I’m always excited when I stumble on a piece of writing advice I’ve never heard before. Something original. Something other than ‘cut out all unnecessary words’ (though this is something I tell my students often) or ‘write in the active voice’ (this is also good advice, for the most part). And let’s not forget ‘learn how to use semicolons properly or stop using them’ or ‘please GOD stop splicing commas’. All excellent advice. But I’ve seen (and said) each of these many times over.
Which is why I was overjoyed when I found this gem:
This sentence has five words. Here are five more words. Five-word sentences are fine. But several together become monotonous. Listen to what is happening. The writing is getting boring. The sound of it drones. It’s like a stuck record. The ear demands some variety.
Now listen. I vary the sentence length, and I create music. Music. The writing sings. It has a pleasant rhythm, a lilt, a harmony. I use short sentences.
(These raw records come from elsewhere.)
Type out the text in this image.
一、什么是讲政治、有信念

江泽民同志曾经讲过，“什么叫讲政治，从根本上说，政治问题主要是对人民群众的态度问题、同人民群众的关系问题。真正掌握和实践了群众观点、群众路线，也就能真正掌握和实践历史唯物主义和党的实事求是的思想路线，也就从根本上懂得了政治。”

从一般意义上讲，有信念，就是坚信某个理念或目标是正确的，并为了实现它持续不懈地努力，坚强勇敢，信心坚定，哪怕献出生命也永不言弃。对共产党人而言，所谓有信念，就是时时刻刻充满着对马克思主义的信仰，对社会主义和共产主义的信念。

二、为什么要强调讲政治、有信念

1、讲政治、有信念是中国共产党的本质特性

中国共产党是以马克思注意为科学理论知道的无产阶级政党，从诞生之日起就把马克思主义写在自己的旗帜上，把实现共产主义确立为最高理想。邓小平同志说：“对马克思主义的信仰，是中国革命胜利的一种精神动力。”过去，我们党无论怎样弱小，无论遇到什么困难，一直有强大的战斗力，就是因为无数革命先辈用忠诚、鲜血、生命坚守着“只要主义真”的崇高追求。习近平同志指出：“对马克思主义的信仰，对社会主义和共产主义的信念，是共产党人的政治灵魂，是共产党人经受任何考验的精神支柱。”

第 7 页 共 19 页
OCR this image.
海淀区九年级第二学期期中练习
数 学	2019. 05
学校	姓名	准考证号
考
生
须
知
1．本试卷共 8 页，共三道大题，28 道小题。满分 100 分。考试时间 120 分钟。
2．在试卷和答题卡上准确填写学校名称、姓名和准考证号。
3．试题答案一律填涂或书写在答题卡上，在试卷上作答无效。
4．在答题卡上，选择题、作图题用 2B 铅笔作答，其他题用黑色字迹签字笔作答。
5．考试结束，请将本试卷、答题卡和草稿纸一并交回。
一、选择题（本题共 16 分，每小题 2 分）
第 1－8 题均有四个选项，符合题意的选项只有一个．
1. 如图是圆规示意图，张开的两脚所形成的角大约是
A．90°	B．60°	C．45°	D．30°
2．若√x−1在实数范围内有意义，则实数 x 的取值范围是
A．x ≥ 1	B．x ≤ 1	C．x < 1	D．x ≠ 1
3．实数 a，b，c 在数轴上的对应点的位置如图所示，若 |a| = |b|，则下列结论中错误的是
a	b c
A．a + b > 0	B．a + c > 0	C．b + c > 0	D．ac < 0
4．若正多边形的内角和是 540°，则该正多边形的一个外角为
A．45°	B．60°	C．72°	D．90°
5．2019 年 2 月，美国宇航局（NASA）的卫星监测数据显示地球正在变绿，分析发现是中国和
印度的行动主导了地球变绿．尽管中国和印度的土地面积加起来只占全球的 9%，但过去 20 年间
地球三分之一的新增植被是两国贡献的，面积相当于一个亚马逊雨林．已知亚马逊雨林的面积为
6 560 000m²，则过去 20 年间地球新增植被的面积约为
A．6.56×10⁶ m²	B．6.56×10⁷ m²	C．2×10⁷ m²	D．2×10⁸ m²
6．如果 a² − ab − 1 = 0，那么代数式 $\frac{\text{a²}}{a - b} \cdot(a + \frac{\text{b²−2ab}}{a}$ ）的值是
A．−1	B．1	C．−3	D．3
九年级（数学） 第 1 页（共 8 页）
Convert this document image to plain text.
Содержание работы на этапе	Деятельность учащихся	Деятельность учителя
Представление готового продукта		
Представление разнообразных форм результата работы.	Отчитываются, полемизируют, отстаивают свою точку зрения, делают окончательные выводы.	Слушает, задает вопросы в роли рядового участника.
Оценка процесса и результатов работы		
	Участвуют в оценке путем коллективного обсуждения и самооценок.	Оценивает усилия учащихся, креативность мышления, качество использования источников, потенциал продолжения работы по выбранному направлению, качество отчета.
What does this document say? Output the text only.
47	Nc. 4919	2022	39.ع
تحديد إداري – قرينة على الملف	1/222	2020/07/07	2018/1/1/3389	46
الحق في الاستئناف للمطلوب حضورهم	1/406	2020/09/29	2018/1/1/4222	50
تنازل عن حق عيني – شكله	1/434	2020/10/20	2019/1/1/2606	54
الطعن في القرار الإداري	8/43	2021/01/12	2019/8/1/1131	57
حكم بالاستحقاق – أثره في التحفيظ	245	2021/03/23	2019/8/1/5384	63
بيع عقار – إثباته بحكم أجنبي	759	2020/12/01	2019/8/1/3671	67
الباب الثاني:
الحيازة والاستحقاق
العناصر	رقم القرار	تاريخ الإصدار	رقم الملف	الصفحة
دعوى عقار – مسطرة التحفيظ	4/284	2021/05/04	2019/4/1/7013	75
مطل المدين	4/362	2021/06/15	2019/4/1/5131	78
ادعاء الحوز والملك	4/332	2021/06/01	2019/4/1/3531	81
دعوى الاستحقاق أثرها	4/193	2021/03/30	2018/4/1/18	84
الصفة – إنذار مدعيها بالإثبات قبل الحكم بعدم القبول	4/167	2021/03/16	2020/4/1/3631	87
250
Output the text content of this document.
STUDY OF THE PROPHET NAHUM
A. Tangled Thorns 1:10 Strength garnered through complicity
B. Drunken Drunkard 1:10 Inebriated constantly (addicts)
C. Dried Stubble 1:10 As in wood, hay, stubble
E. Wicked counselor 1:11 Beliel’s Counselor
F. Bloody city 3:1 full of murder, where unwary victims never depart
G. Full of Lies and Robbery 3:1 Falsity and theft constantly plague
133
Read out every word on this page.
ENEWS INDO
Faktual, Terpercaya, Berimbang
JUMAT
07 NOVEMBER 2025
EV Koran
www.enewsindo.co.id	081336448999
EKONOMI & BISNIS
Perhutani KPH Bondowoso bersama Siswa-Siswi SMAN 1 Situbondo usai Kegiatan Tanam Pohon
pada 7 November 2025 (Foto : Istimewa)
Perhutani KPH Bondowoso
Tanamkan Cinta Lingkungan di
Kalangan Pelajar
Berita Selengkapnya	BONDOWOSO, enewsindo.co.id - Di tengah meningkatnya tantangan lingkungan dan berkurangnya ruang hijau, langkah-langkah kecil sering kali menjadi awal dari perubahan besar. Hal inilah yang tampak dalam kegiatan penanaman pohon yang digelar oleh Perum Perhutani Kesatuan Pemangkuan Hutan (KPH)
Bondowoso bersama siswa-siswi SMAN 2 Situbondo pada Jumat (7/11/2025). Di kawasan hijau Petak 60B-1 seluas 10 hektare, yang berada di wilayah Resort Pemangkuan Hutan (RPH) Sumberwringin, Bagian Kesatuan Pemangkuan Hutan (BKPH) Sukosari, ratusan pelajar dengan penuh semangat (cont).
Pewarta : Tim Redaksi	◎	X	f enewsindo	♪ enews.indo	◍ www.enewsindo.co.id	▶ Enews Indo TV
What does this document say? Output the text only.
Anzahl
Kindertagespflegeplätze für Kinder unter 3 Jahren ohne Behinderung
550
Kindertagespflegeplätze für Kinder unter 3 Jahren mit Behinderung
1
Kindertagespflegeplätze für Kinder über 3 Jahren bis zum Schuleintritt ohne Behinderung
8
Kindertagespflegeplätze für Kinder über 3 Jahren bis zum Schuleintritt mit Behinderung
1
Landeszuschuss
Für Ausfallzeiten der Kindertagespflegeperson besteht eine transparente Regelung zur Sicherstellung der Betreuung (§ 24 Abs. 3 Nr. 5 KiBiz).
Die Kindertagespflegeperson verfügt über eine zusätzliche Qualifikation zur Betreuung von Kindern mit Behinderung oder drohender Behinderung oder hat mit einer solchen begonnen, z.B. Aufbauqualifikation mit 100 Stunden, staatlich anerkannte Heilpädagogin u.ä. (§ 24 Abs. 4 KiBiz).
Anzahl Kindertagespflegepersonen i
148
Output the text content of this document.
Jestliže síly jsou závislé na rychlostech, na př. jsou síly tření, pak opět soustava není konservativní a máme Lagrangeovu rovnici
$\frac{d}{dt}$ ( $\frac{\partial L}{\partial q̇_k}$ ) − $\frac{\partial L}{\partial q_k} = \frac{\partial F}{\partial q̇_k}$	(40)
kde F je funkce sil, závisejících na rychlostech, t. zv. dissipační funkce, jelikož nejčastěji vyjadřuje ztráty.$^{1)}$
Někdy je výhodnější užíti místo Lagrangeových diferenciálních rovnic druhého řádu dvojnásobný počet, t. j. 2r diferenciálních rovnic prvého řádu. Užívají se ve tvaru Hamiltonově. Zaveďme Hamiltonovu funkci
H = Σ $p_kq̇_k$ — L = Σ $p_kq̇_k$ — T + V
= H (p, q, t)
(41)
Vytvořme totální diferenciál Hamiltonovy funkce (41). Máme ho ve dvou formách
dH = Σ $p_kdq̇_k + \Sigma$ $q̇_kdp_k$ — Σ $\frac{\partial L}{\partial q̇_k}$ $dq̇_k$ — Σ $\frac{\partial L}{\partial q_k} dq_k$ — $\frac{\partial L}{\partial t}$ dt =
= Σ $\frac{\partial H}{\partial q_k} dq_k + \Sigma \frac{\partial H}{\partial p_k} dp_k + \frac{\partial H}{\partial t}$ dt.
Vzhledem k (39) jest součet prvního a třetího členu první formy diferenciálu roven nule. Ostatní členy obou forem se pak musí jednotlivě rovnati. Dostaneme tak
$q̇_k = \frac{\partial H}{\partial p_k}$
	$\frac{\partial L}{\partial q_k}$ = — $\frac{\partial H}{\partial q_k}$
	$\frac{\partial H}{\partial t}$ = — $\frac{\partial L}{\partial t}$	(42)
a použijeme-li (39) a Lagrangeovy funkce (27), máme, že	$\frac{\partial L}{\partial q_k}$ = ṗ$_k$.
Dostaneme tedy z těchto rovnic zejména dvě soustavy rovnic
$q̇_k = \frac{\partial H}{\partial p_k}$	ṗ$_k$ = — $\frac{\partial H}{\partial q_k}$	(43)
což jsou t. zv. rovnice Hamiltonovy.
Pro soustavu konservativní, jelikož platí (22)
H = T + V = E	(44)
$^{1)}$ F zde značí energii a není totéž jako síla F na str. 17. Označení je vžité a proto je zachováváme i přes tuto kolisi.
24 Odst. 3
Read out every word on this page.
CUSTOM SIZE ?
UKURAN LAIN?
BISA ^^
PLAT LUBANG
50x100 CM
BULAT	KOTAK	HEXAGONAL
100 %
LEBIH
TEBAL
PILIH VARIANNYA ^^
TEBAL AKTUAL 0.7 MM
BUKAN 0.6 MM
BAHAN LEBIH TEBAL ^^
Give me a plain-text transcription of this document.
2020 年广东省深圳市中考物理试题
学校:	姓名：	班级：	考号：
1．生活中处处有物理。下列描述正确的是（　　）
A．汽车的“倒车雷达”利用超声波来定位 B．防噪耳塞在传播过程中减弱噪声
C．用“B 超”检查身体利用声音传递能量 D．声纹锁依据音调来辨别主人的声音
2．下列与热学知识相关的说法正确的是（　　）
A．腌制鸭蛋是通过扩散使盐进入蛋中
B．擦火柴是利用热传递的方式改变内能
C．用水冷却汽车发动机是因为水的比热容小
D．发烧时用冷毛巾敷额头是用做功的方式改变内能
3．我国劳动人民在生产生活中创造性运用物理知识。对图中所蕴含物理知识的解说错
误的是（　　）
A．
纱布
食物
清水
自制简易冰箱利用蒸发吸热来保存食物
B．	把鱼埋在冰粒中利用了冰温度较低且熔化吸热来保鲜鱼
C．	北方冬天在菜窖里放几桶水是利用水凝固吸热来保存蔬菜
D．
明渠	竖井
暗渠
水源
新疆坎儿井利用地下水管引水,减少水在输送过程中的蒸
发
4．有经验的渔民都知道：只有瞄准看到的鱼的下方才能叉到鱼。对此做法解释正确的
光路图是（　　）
And I use sentences of medium length.
And sometimes when I am certain the reader is rested, I will engage him with a sentence of considerable length, a sentence that burns with energy and builds with all the impetus of a crescendo, the roll of the drums, the crash of the cymbals — sounds that say listen to this, it is important.
— Gary Provost
Couldn’t have said it better myself (which is why I didn’t).